最近、全国的に美術館の企画展や雑誌等で特集を組まれ注目を集めているのが「小村雪岱」(1887~1940年)です。

私は、小村雪岱についてはあまり知らないで、錦絵創始期の美人画を彷彿させる作風の画家だという漠然としたイメージしか持っていませんでした。
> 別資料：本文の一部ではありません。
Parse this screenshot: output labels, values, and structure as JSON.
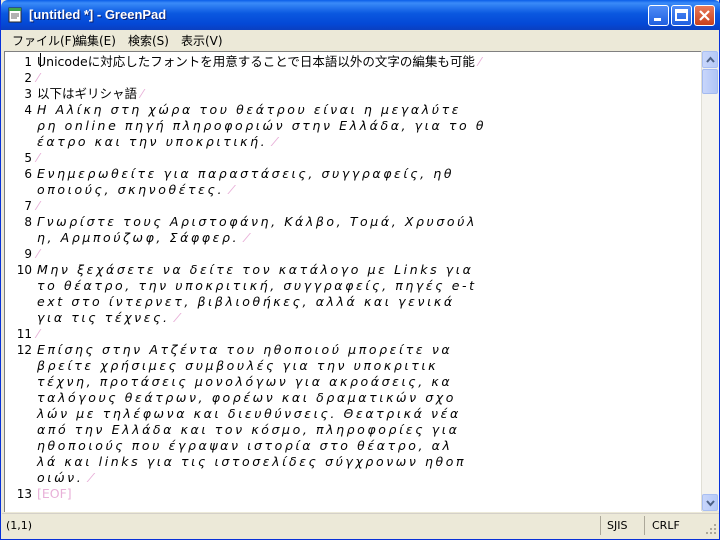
{
  "window": {
    "title": "[untitled *] - GreenPad",
    "colors": {
      "titlebar": "#0a58e0",
      "close": "#c8401c",
      "eol_mark": "#e8b0d8"
    }
  },
  "menu": {
    "items": [
      "ファイル(F)",
      "編集(E)",
      "検索(S)",
      "表示(V)"
    ]
  },
  "editor": {
    "lines": [
      {
        "num": "1",
        "text": "Unicodeに対応したフォントを用意することで日本語以外の文字の編集も可能"
      },
      {
        "num": "2",
        "text": ""
      },
      {
        "num": "3",
        "text": "以下はギリシャ語"
      },
      {
        "num": "4",
        "text": "Η Αλίκη στη χώρα του θεάτρου είναι η μεγαλύτε"
      },
      {
        "num": "",
        "text": "ρη online πηγή πληροφοριών στην Ελλάδα, για το θ"
      },
      {
        "num": "",
        "text": "έατρο και την υποκριτική."
      },
      {
        "num": "5",
        "text": ""
      },
      {
        "num": "6",
        "text": "Ενημερωθείτε για παραστάσεις, συγγραφείς, ηθ"
      },
      {
        "num": "",
        "text": "οποιούς, σκηνοθέτες."
      },
      {
        "num": "7",
        "text": ""
      },
      {
        "num": "8",
        "text": "Γνωρίστε τους Αριστοφάνη, Κάλβο, Τομά, Χρυσούλ"
      },
      {
        "num": "",
        "text": "η, Αρμπούζωφ, Σάφφερ."
      },
      {
        "num": "9",
        "text": ""
      },
      {
        "num": "10",
        "text": "Μην ξεχάσετε να δείτε τον κατάλογο με Links για"
      },
      {
        "num": "",
        "text": " το θέατρο, την υποκριτική, συγγραφείς, πηγές e-t"
      },
      {
        "num": "",
        "text": "ext στο ίντερνετ, βιβλιοθήκες, αλλά και γενικά"
      },
      {
        "num": "",
        "text": " για τις τέχνες."
      },
      {
        "num": "11",
        "text": ""
      },
      {
        "num": "12",
        "text": "Επίσης στην Ατζέντα του ηθοποιού μπορείτε να"
      },
      {
        "num": "",
        "text": " βρείτε χρήσιμες συμβουλές για την υποκριτικ"
      },
      {
        "num": "",
        "text": "τέχνη, προτάσεις μονολόγων για ακροάσεις, κα"
      },
      {
        "num": "",
        "text": "ταλόγους θεάτρων, φορέων και δραματικών σχο"
      },
      {
        "num": "",
        "text": "λών με τηλέφωνα και διευθύνσεις. Θεατρικά νέα"
      },
      {
        "num": "",
        "text": " από την Ελλάδα και τον κόσμο, πληροφορίες για"
      },
      {
        "num": "",
        "text": " ηθοποιούς που έγραψαν ιστορία στο θέατρο, αλ"
      },
      {
        "num": "",
        "text": "λά και links για τις ιστοσελίδες σύγχρονων ηθοπ"
      },
      {
        "num": "",
        "text": "οιών."
      },
      {
        "num": "13",
        "text": ""
      }
    ],
    "eof_label": "[EOF]"
  },
  "status": {
    "position": "(1,1)",
    "encoding": "SJIS",
    "line_ending": "CRLF"
  }
}
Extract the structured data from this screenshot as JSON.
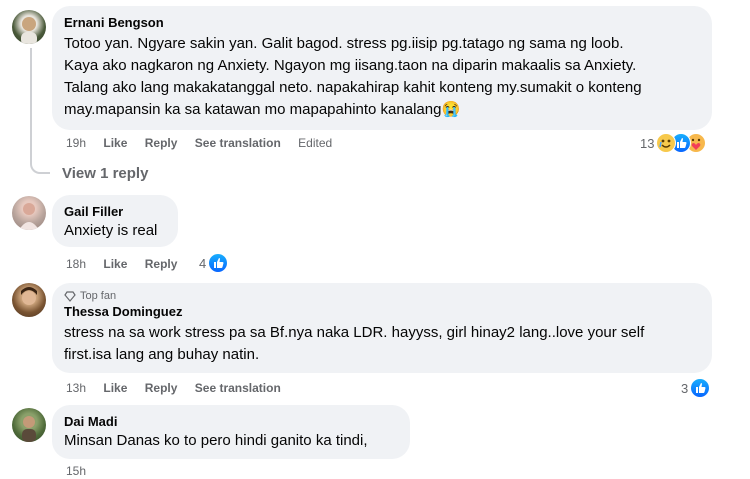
{
  "comments": [
    {
      "author": "Ernani Bengson",
      "text": "Totoo yan. Ngyare sakin yan. Galit bagod. stress pg.iisip pg.tatago ng sama ng loob.\nKaya ako nagkaron ng Anxiety. Ngayon mg iisang.taon na diparin makaalis sa Anxiety.\nTalang ako lang makakatanggal neto. napakahirap kahit konteng my.sumakit o konteng\nmay.mapansin ka sa katawan mo mapapahinto kanalang😭",
      "time": "19h",
      "like": "Like",
      "reply": "Reply",
      "translate": "See translation",
      "edited": "Edited",
      "reaction_count": "13",
      "reactions": [
        "haha",
        "like",
        "care"
      ]
    },
    {
      "author": "Gail Filler",
      "text": "Anxiety is real",
      "time": "18h",
      "like": "Like",
      "reply": "Reply",
      "reaction_count": "4",
      "reactions": [
        "like"
      ]
    },
    {
      "badge": "Top fan",
      "author": "Thessa Dominguez",
      "text": "stress na sa work stress pa sa Bf.nya naka LDR. hayyss, girl hinay2 lang..love your self\nfirst.isa lang ang buhay natin.",
      "time": "13h",
      "like": "Like",
      "reply": "Reply",
      "translate": "See translation",
      "reaction_count": "3",
      "reactions": [
        "like"
      ]
    },
    {
      "author": "Dai Madi",
      "text": "Minsan Danas ko to pero hindi ganito ka tindi,",
      "time": "15h"
    }
  ],
  "view_replies": "View 1 reply"
}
彼は本の装丁家としてデビューした後、挿絵や日本画、舞台美術家として大正から昭和初期にかけて活躍しています。画業の初期には、泉鏡花の本の装丁や挿絵、資生堂の香水瓶のデザインなどを手がけ、これらの作品はアールヌーボー的な要素に日本の花々などをモチーフに仕上げていてモダンなデザインを作り上げています。また、邦枝完二の小説「おせん」の挿絵からは、錦絵の創始者「鈴木春信」のモチーフに登場する市井の評判娘「お仙」と重なるような浮世絵的な美人の印象が見られます。それから、東京大震災後の歌舞伎の舞台美術を創作し、日本画を学んだ雪岱のスケールの大きな舞台美術は絶品との評判で、現在までも受け継がれ上演されているそうです。極端に遠近法を用いた風景画や、か細く可憐な美人画などの肉筆画も一見の価値があります。

埼玉県立近代美術館で「小村雪岱とその時代 粋でモダンで繊細で」(~2月14日まで)、川越市立美術館で「小特集・小村雪岱」(~3月28日まで)が開催中です。